Later on, Boller highlighted her subjective feeling of being persecuted for his religious beliefs. Relating to her removal from the White House Commission on Religious Liberty, she asked rhetorically, “Am I not allowed to have my religious freedom while serving on this religious liberty commission? Or do I have to be a Zionist who supports a genocide?”
She also described a conversation she conducted with a fellow member on the commission. When told she was being removed, he inquired why. Her response was, “I have no idea, other than I’ve been criticizing Israel and talking about the genocide in Gaza. Sorry, I’m a pro-life Christian. I can’t sit here while children are being starved and bombed.”
The person on the other side of that conversation was Robert Emmet Patrick Barron, a theologian who serves as bishop of the Diocese of Winona-Rochester. In a follow-up post on X, he was more explicit in his opinion about Boller.
He wrote on March 20: “Boller … has called out myself and other Catholic members of the commission for not defending her. This is absurd. Mrs. Prejean Boller was not dismissed for her religious convictions but rather for her behavior at a gathering of the commission last month: browbeating witnesses, aggressively asserting her point of view, hijacking the meeting for her own political purposes.”
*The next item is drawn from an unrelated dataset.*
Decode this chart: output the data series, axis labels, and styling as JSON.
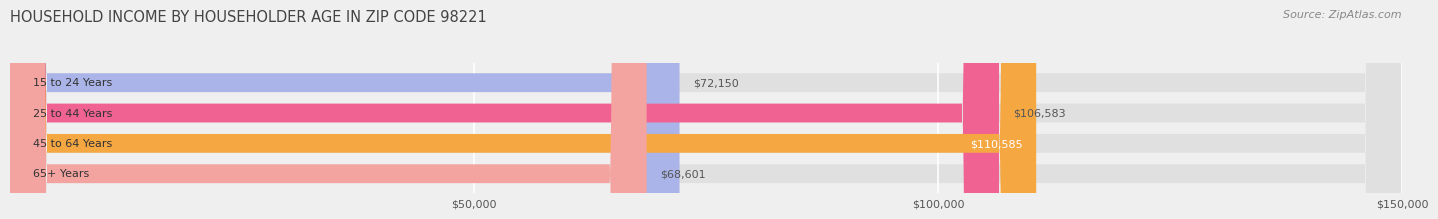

He also clarified the Catholic position on matters of “Zionism.” For Barron, the State of Israel has a right to exist, though the modern nation of Israel does not represent the fulfillment of biblical prophecies and hence does not stand beyond criticism. He ended, writing: “To paint herself as a victim of anti-Catholic prejudice or to claim that her religious liberty has been denied is simply preposterous.”
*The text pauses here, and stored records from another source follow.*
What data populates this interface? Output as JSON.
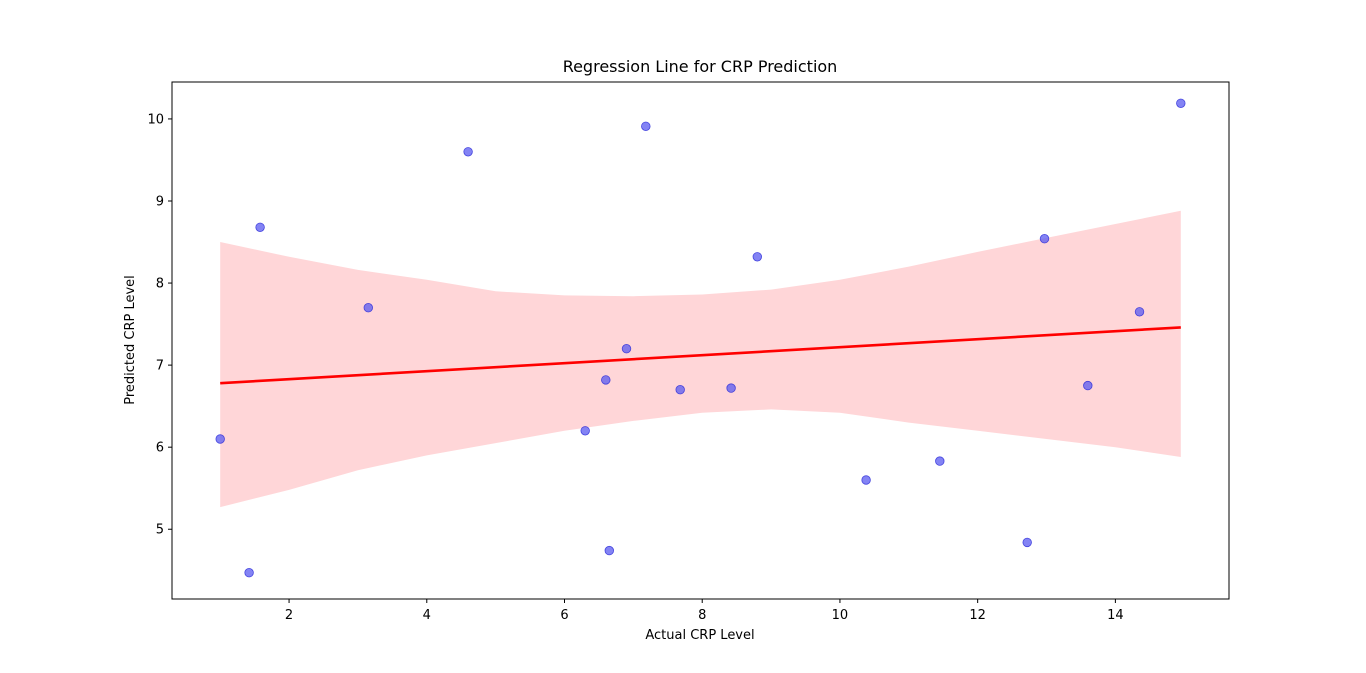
{
  "chart_data": {
    "type": "scatter",
    "title": "Regression Line for CRP Prediction",
    "xlabel": "Actual CRP Level",
    "ylabel": "Predicted CRP Level",
    "xlim": [
      0.3,
      15.65
    ],
    "ylim": [
      4.15,
      10.45
    ],
    "xticks": [
      2,
      4,
      6,
      8,
      10,
      12,
      14
    ],
    "yticks": [
      5,
      6,
      7,
      8,
      9,
      10
    ],
    "grid": false,
    "points": [
      {
        "x": 1.0,
        "y": 6.1
      },
      {
        "x": 1.42,
        "y": 4.47
      },
      {
        "x": 1.58,
        "y": 8.68
      },
      {
        "x": 3.15,
        "y": 7.7
      },
      {
        "x": 4.6,
        "y": 9.6
      },
      {
        "x": 6.3,
        "y": 6.2
      },
      {
        "x": 6.6,
        "y": 6.82
      },
      {
        "x": 6.65,
        "y": 4.74
      },
      {
        "x": 6.9,
        "y": 7.2
      },
      {
        "x": 7.18,
        "y": 9.91
      },
      {
        "x": 7.68,
        "y": 6.7
      },
      {
        "x": 8.42,
        "y": 6.72
      },
      {
        "x": 8.8,
        "y": 8.32
      },
      {
        "x": 10.38,
        "y": 5.6
      },
      {
        "x": 11.45,
        "y": 5.83
      },
      {
        "x": 12.72,
        "y": 4.84
      },
      {
        "x": 12.97,
        "y": 8.54
      },
      {
        "x": 13.6,
        "y": 6.75
      },
      {
        "x": 14.35,
        "y": 7.65
      },
      {
        "x": 14.95,
        "y": 10.19
      }
    ],
    "regression_line": {
      "x": [
        1.0,
        14.95
      ],
      "y": [
        6.78,
        7.46
      ]
    },
    "confidence_band": {
      "x": [
        1.0,
        2.0,
        3.0,
        4.0,
        5.0,
        6.0,
        7.0,
        8.0,
        9.0,
        10.0,
        11.0,
        12.0,
        13.0,
        14.0,
        14.95
      ],
      "upper": [
        8.5,
        8.32,
        8.16,
        8.04,
        7.9,
        7.85,
        7.84,
        7.86,
        7.92,
        8.04,
        8.2,
        8.38,
        8.55,
        8.72,
        8.88
      ],
      "lower": [
        5.27,
        5.48,
        5.72,
        5.9,
        6.05,
        6.2,
        6.32,
        6.42,
        6.46,
        6.42,
        6.3,
        6.2,
        6.1,
        6.0,
        5.88
      ]
    },
    "colors": {
      "points": "#5a5af0",
      "point_edge": "#2a2ad8",
      "line": "#ff0000",
      "band": "#ffd6d8"
    }
  }
}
These people, righteously raging their Christianity, may be suffering from a form of persecutory delusion. That mental and psychological framework has led them willingly to be accused of irrationality as an element of modern-day martyrdom. They feel, for some strange reason (unless it’s all about the greenbacks), that being in a minority—one that is ridiculed—is actually “proof” of the truth of their convictions. They are pig-pen delighted to exist in their unique in-group status as champions of an outlier view of Jews.
Owens, and specifically, Boller, display the obvious new convert fervor that forces them to be so overtly extroverted in their disgust of fellow Christians and hate for Israel and Judaism.
Social psychology researchers have found that people can form self-preferencing in-groups, even if they are in a significant minority position. In doing so, while experiencing feelings of exclusion, they nevertheless achieve a higher awareness of their identity. In the case of “The Three Cs,” this perception excites them and provides a form of self-justification. They resist the obvious evidence of their irrationality and reject sensible, contrary logical arguments that disprove their beliefs.
And why do we not hear what Carlson, Boller and Owens have to say about the actions of Arab terror groups and Islamist countries against Israelis and Jews? Or about the persecution of Christians in Muslim lands? Why the dichotomy? Why sound the one note?
The danger is that their lack of any real success—beyond temporary media fame and, possibly, fortune—is that their anger only increases. While all they are doing is talking, the true evil is emboldening all those others who hate, channeled through computers and online instruments.